Una costumbre ancestral se vivencia en la localidad, Ruta de los Arreos. Por algo el reconocimiento a esta noble profesión en el ingreso a Las Lajas. Lugar en el que se detiene un arreo  para hacer noche y descansar el piño, los cargueros y hasta el mismo arriero. Nada como mencionar ello en el Día de la Tradición.

Para el criancero una sacrificada costumbre, para el turista una sorpresa grata que invita al recuerdo, una filmación o una foto del momento, para el vecino una habitual travesía que se observa todos  los años.

Y es que son fechas en que desde la invernada a la veranada a la cordillera en busca de buenas pasturas, se trasladan los crianceros con lo que este año sus chivas pudieron parir, además de las vacas y yeguarizos que hacen punta sobre el camino avanzando hacia el destino esperado.

Muchos son los vecinos que practican la llamada Trashumancia, Patrimonio Cultural  Intangible de Las Lajas, aún quedan los que pueden vivir de la producción caprina, bovina y ovina en otros casos.
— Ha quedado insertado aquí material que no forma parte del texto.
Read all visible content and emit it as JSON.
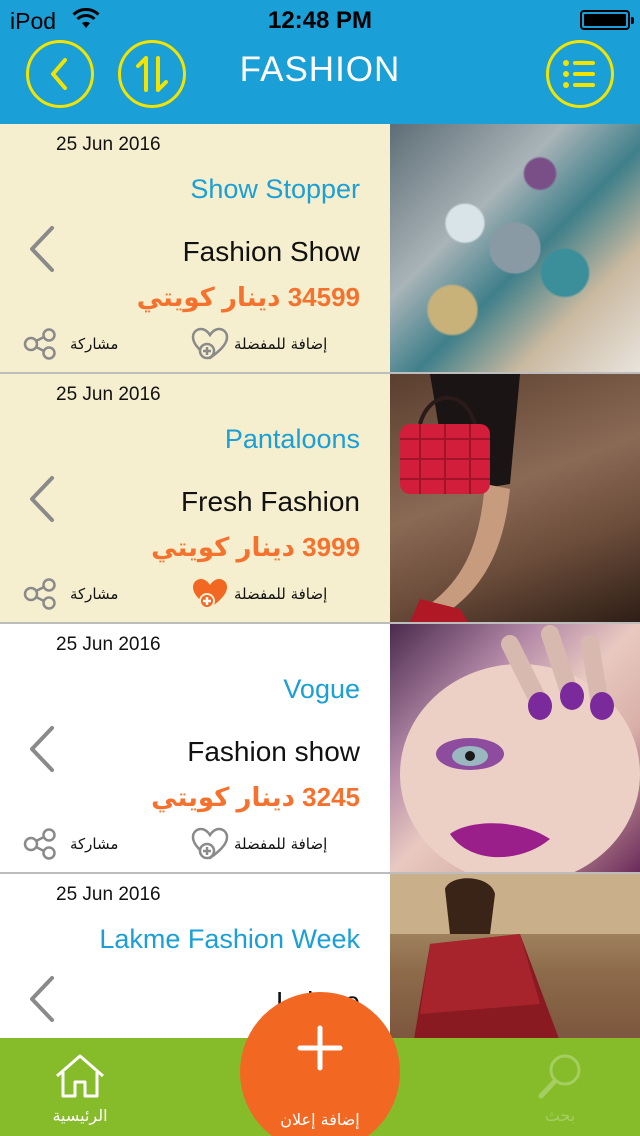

Venidos de del este o acaso del sureste, muchos son los dueños con familiares y peones del momento que se le animan al desafío anual, al camino, al clima que a veces acompaña y otras es un martirio, la cuestión es llegar, con sol, viento, lluvia, calor o frio, llegar es lo convenido.

Aunque es cierto que algunos lo hacen tierra adentro donde solo se conoce la marca de herradura, la pezuña de vaca o la rueda de carreta, otros enfrentan al mayor desafío que  tienen en la ruta, hoy ya con mayor cantidad de vehículos, de todos los tamaños y modelos, familiares, de pasajeros y de carga, y de ellos están los que con paciencia esperan el paso del piño y aprovechan para el saludo cordial con el criancero, hasta se animan a una breve charla de cómo va el camino y otros la clásica pregunta: “… ¿tendrá alguno para vender amigo?…”.

Muchos son los que se congregan en Las Lajas, muchos nombres, muchos apodos, muchos apellidos. Nombrarlos tal vez incurriría en olvidar algunos, pero se sabe que muchos que han seguido la tarea de sus abuelos padres y continúan con la herencia y aceptaron su destino.

En estas paradas habituales de Las Lajas, Liu Cuyin, un poco más arriba también, la venta de chivitos es normal. Más de uno paga el precio que vale, porque lo vale, sobre todo cuando para el criancero ha sido un año de dificultad, (falta de agua, de pasturas, de una manito amiga) entonces a la hora de vender sin excederse en el precio se puede degustar un chivito de la zona.

Ya son tiempos de fiesta, de días soleados,  noches templadas, de noche buena y navidad, de año nuevo, en fin… cualquier fiesta es buena para un chivito al asador, al horno, o como fuere, no solo es la oportunidad de comer unas buenas costillitas, siempre es bueno juntarse con amigos y familia.

Mientras tanto hacia la Cordillera El Criancero va.. y allá la historia del sacrificio será otra.